In Supyire (Gur, Niger-Congo; Mali), with a base of 80, the lower scores are expressed vigesimally, while numbers below 20 are expressed using a mixed quinary-decimal system (base 5), as illustrated in (6), with 399 expressed as ’80 x 4 + 20 x 3 + 10 + 5 + 4’:

(6) Supyire (Carlson 1994: 169)

ŋ̀kwuu

sicyɛɛré

ˈná

béé-tàànrèeighty

four

and

twenty-three

ná

kɛ́

ˈná

báárì-cyɛ̀ɛ̀rèand

ten

and

five-four

In some cases, an alternative base is used only in the construction of a small proportion of relevant numerals, and in such cases this alternative is simply disregarded in assigning the numeral system overall to a particular type. In French, for instance, the numerals in the range 80–99 have a vigesimal structure, as in the expression for 97 in (7), but since the system is otherwise entirely or almost entirely decimal, French has been assigned to the decimal type.

(7) French

quatre-vingt-dix-septfour-twenty-ten-seven

While some languages, like Mandarin illustrated in (1), have completely or almost completely transparent structures of the type *xn + y*, other languages have various departures from the ideal formula in their numeral expressions through the appearance of morphophonological idiosyncrasies or portmanteau forms, and it is clearly necessary to be able to distinguish such exceptions from an instantiation of a different numeral system type. Relatively minor morphophonological idiosyncrasies can usually be identified without difficulty, as in relating English *fif-ty* to *five* and *ten*, with the identification of the first morpheme more transparent than that of the second. In some cases, completely different phonological forms may be used in certain combinations, as in the expression of the tens in Spanish, where the suffix *–enta*, as in *och-enta* 80 (eight-ten) bears no formal resemblance to *diez* 10, but is nonetheless reasonably consistent in the expression of the tens. When only a handful of forms are portmanteau in an otherwise transparent system, they can be disregarded, as in the case of Russian monomorphemic *sorok* 40 in comparison with *pjat´-desjat* 50 (five-ten). In some languages most or all of the products of the base are portmanteau forms, but we still identify them as such in that there is a separate such form for each product of the base and intermediate numbers are expressed by adding to that form; thus, in Turkish (Turkic; Turkey) each of the tens in the range 20–50 is monomorphemic (*yirmi* 20, *otuz* 30, *kırk* 40, *elli* 50; cf. *iki* 2, *üç* 3, *dört* 4, *beş* 5), but numbers between the tens are expressed by addition of the remainder, as in (8), which express 21:

(8) Turkish (Kornfilt 1997: 428)

yirmi

birtwenty

one

Even a cursory perusal of the accompanying map serves to show that, at least as far as numeral systems are concerned, we live in a decimal world, with the decimal type dominant in nearly every part of the world.
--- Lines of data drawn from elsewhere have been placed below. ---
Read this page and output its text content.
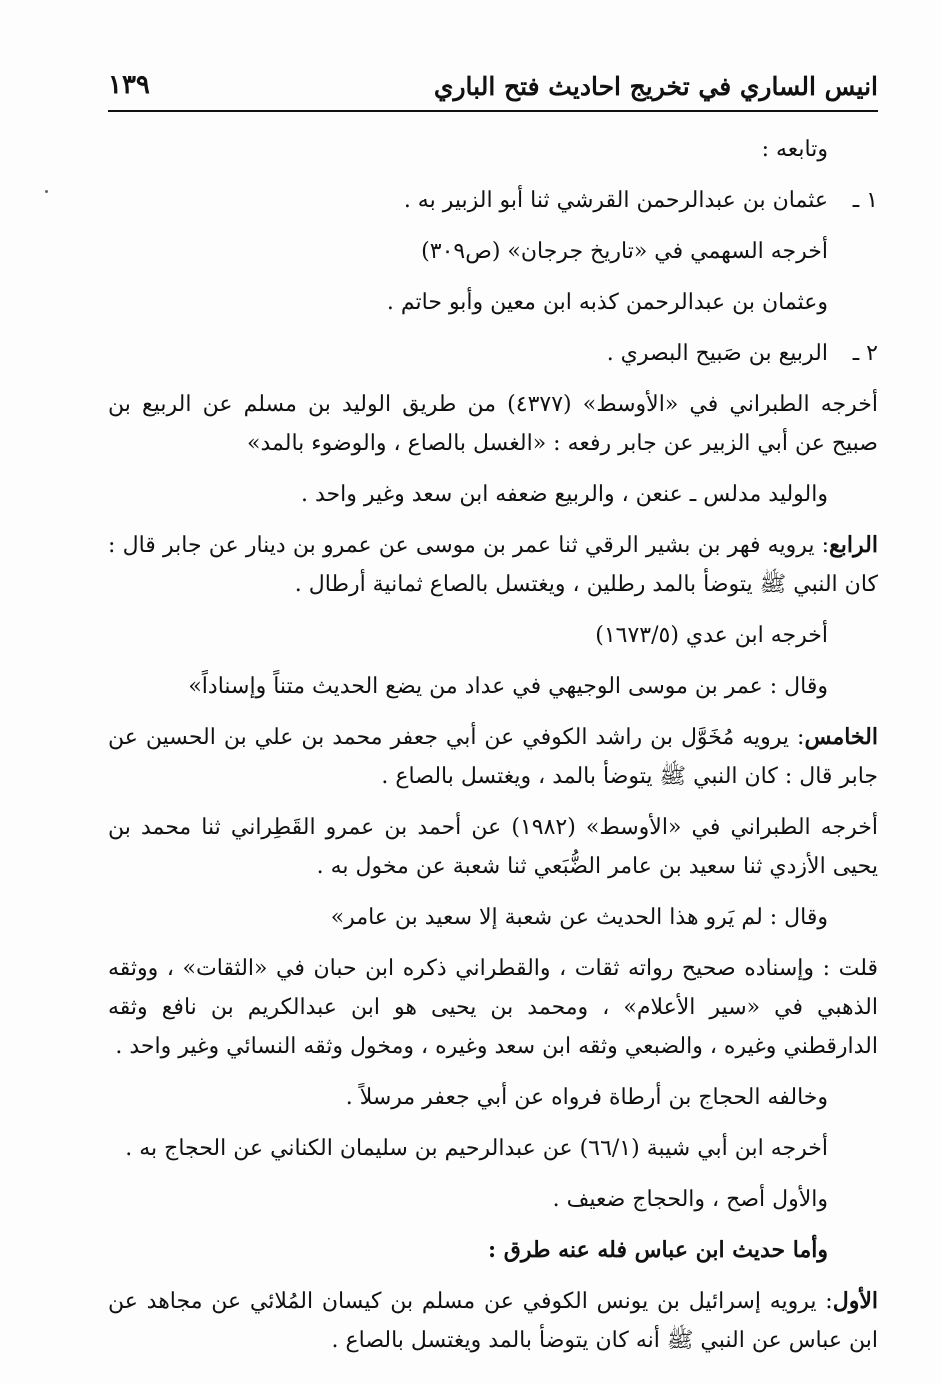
١٣٩	انيس الساري في تخريج احاديث فتح الباري

وتابعه :

١ ـ
عثمان بن عبدالرحمن القرشي ثنا أبو الزبير به .

أخرجه السهمي في «تاريخ جرجان» (ص٣٠٩)

وعثمان بن عبدالرحمن كذبه ابن معين وأبو حاتم .

٢ ـ
الربيع بن صَبيح البصري .

أخرجه الطبراني في «الأوسط» (٤٣٧٧) من طريق الوليد بن مسلم عن الربيع بن صبيح عن أبي الزبير عن جابر رفعه : «الغسل بالصاع ، والوضوء بالمد»

والوليد مدلس ـ عنعن ، والربيع ضعفه ابن سعد وغير واحد .

الرابع: يرويه فهر بن بشير الرقي ثنا عمر بن موسى عن عمرو بن دينار عن جابر قال : كان النبي ﷺ يتوضأ بالمد رطلين ، ويغتسل بالصاع ثمانية أرطال .

أخرجه ابن عدي (١٦٧٣/٥)

وقال : عمر بن موسى الوجيهي في عداد من يضع الحديث متناً وإسناداً»

الخامس: يرويه مُخَوَّل بن راشد الكوفي عن أبي جعفر محمد بن علي بن الحسين عن جابر قال : كان النبي ﷺ يتوضأ بالمد ، ويغتسل بالصاع .

أخرجه الطبراني في «الأوسط» (١٩٨٢) عن أحمد بن عمرو القَطِراني ثنا محمد بن يحيى الأزدي ثنا سعيد بن عامر الضُّبَعي ثنا شعبة عن مخول به .

وقال : لم يَرو هذا الحديث عن شعبة إلا سعيد بن عامر»

قلت : وإسناده صحيح رواته ثقات ، والقطراني ذكره ابن حبان في «الثقات» ، ووثقه الذهبي في «سير الأعلام» ، ومحمد بن يحيى هو ابن عبدالكريم بن نافع وثقه الدارقطني وغيره ، والضبعي وثقه ابن سعد وغيره ، ومخول وثقه النسائي وغير واحد .

وخالفه الحجاج بن أرطاة فرواه عن أبي جعفر مرسلاً .

أخرجه ابن أبي شيبة (٦٦/١) عن عبدالرحيم بن سليمان الكناني عن الحجاج به .

والأول أصح ، والحجاج ضعيف .

وأما حديث ابن عباس فله عنه طرق :

الأول: يرويه إسرائيل بن يونس الكوفي عن مسلم بن كيسان المُلائي عن مجاهد عن ابن عباس عن النبي ﷺ أنه كان يتوضأ بالمد ويغتسل بالصاع .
Some of the other types are highly restricted geographically, in particular the extended body-part type, found as a basic numeral system in Highland New Guinea, and the restricted system, largely confined to Australia and Amazonia. Bases other than 10 or 20 are extremely rare in the modern world, the examples in our sample being Supyire in West Africa and Ekari in Indonesian Papua.

However, the vigesimal system, whether pure or combined with the decimal system above 100, is still found in a number of different areas in the world, and is particularly frequent in some specific areas, such as Mesoamerica. Mesoamerica is in fact indicative of a worldwide historical trend for the dominant decimal system to encroach on and replace other systems. Pre-Conquest Mesoamerica was largely vigesimal, with the prototypical example being Classical Mayan. The influence of Spanish after the Conquest led to many indigenous languages adopting the Spanish numeral *ciento* 100 and with it the decimal system for the expression of the hundreds. In many languages, replacement by Spanish forms has percolated even further down the system, and it is not infrequent in contemporary accounts of Mesoamerican languages to read that in practice Spanish numeral expressions are used for all but the lowest numbers. Non-decimal numeral systems are even more endangered than the languages in which they occur.